You have to specify the full path, so something like this will work:

$combinedApiEndpointJsonRequestData = '/mosparo/public/index.php' . $apiEndpoint . $jsonRequestData;

But:

We do not recommend this setup. We officially recommend setting up mosparo on a domain (example.com) or subdomain (mosparo.example.com (mosparo can also be something else)) and setting the document root of the virtual host to the public directory of mosparo. The setup with a subdirectory like you have can work, but it can lead to such problems as you have, and in the worst of the worst case, it can expose too much data from mosparo. For example, the var directory with the cache is publicly accessible, and if something is stored there, it could be leaked.

I hope this helps you to verify the submission correctly. Please let me know if you have any other questions or error messages.

Kind reagrds,

zepich

Geremia commented 8 months ago

@zepich That fixed it. Thanks & merry Christmas! 🎄 🙏🏻 👶 🌠

zepich commented 8 months ago

@Geremia Absolutely no problem, you're welcome!

Thank you for letting me know. Please let me know if you need any other help!

Thank you.

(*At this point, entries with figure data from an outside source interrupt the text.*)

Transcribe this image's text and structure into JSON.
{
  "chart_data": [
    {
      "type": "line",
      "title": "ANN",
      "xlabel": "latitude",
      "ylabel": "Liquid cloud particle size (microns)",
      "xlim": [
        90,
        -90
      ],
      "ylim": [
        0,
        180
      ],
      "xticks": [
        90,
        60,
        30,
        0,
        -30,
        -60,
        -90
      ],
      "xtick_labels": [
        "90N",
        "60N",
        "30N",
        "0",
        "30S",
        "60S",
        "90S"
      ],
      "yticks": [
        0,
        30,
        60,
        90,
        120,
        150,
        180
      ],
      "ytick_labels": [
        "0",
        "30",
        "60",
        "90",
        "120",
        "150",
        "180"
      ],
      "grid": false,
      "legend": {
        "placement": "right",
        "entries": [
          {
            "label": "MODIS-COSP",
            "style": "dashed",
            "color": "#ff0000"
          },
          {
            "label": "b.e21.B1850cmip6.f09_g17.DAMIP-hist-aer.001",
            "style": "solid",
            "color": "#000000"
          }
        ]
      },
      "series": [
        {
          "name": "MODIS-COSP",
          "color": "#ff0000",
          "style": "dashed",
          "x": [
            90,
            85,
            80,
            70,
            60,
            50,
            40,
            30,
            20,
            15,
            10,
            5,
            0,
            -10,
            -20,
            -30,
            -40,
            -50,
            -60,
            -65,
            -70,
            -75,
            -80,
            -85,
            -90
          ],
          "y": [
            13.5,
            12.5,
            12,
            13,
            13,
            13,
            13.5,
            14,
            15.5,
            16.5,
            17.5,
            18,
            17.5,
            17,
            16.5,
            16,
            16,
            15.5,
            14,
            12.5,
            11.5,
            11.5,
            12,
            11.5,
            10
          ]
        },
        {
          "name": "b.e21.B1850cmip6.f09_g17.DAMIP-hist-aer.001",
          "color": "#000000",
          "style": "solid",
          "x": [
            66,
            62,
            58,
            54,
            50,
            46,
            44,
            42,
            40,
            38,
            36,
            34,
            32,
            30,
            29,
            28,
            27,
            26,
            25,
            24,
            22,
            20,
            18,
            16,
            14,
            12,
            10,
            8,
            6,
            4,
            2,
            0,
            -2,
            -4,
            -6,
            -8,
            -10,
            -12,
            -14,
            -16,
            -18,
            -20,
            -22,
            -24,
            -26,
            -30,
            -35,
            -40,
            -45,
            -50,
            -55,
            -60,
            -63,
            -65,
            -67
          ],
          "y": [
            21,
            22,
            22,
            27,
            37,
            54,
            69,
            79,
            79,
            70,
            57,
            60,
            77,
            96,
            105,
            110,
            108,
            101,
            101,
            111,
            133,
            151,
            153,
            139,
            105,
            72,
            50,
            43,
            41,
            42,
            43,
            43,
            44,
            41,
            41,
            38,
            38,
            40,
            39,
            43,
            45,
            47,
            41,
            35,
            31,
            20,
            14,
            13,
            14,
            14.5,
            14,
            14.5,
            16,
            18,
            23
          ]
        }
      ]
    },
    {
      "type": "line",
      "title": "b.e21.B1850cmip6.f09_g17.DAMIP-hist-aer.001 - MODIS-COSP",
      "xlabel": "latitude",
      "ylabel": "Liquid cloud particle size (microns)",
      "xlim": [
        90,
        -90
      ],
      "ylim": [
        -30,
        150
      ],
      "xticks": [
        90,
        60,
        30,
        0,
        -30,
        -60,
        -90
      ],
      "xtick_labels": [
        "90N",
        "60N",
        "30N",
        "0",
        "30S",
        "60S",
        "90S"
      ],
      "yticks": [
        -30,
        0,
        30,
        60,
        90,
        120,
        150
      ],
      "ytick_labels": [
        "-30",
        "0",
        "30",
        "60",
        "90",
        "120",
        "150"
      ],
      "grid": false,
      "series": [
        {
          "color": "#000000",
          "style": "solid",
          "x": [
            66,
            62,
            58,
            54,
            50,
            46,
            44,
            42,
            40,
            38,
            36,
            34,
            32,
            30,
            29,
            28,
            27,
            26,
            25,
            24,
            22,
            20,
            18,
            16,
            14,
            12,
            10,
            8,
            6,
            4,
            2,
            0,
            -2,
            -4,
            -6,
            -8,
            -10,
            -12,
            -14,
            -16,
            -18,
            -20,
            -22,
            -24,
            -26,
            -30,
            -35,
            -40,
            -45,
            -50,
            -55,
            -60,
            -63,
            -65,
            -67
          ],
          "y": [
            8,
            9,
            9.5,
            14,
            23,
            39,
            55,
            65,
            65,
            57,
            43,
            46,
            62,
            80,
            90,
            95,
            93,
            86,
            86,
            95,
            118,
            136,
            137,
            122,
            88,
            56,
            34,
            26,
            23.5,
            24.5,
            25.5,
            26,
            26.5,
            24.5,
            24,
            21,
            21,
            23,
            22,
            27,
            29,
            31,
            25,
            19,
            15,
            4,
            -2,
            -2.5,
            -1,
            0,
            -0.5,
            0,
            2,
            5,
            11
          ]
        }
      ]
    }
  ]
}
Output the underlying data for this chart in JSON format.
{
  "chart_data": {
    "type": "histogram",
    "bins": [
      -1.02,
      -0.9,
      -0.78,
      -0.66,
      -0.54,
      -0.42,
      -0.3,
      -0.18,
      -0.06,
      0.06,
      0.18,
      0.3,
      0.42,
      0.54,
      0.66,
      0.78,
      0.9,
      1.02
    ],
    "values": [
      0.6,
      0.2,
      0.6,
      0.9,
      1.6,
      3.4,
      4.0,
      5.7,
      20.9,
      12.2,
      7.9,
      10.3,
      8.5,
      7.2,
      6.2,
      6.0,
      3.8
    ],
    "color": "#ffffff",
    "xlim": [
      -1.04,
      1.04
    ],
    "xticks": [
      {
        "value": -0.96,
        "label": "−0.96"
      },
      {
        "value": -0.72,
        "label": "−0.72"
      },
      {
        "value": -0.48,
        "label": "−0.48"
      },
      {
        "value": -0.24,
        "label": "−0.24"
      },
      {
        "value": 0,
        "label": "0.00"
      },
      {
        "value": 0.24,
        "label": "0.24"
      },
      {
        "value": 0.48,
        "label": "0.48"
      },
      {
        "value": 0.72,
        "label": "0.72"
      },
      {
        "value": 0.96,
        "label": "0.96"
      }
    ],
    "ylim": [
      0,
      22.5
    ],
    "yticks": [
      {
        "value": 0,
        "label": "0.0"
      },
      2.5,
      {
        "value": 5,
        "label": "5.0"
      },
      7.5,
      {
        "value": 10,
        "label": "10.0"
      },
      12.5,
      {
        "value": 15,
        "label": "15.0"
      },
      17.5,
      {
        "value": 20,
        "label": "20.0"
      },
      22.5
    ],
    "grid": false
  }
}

Merry Christmas!

Geremia commented 7 months ago

@zepich

You can always change mosparo's code and turn off the cleanup (see src/Helper/CleanupHelper.php).

Such as my commenting out all the DELETE queries?

zepich commented 7 months ago

@Geremia

Yes, you could either add a return; at the start of the cleanup() method (https://github.com/mosparo/mosparo/blob/master/src/Helper/CleanupHelper.php#L29) so it will not execute anything of the cleanup process at all or you could commenting out some of the DELETE queries.

You could also increase the time after the submissions were deleted (search for 14D and adjust it to whatever value you want).

But please remember that these changes only last until you update to a newer version of mosparo.